After discovery, on Jan. 13, 2005 Gifford ruled in favor of the distributors on all of Amway's claims, and in Amway's favor on all of the distributors’ claims, resulting in $7 million to Amway offset by an award to distributors of $1 million. On January 27, 2005, the distributors moved in the district court to vacate the award alleging Gifford's partiality and “corruption” as well as the unenforceability of the arbitration agreement. This was followed by Amway and the other defendants confirming the award and entering judgment on it. The court sided with the defendant on September 15, 2005, denying the motion to vacate and confirmed the award. The court found that the arbitration clause was not rendered unconscionable because an automatic distributorship renewal form sent by the Amway compelled consent to the arbitration clause.

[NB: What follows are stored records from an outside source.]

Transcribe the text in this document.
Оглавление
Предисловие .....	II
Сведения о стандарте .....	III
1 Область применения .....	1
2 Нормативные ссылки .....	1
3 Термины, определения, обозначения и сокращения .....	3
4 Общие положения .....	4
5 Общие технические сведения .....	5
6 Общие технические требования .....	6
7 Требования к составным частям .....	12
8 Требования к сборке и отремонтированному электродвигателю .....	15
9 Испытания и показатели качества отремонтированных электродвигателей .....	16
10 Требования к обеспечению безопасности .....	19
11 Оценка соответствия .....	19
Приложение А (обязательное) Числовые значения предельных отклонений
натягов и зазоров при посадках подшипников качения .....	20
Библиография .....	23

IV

The distributors moved for rehearing on Sept. 21, 2005, which the district court denied without a hearing; the distributors appealed

==Judgment==
The distributors argued that the Amway has superior bargaining power and made this modification in the agreement unilaterally, making it a unconscionable contract of adhesion.
The appeals court ruled in favor of the plaintiff and held that the arbitration agreement was illusory, lacking in consideration, and unenforceable. The District court erred by compelling arbitration because there was no written arbitration policy at the time the lawsuit was filed. The clause "to comply with the Amway Sales and Marketing Plan, Code of Ethics, and Rules of Conduct as they are amended and published from time to time in official Amway literature," in Amway's Rules of Conduct was illusory, lacking in consideration, and unenforceable.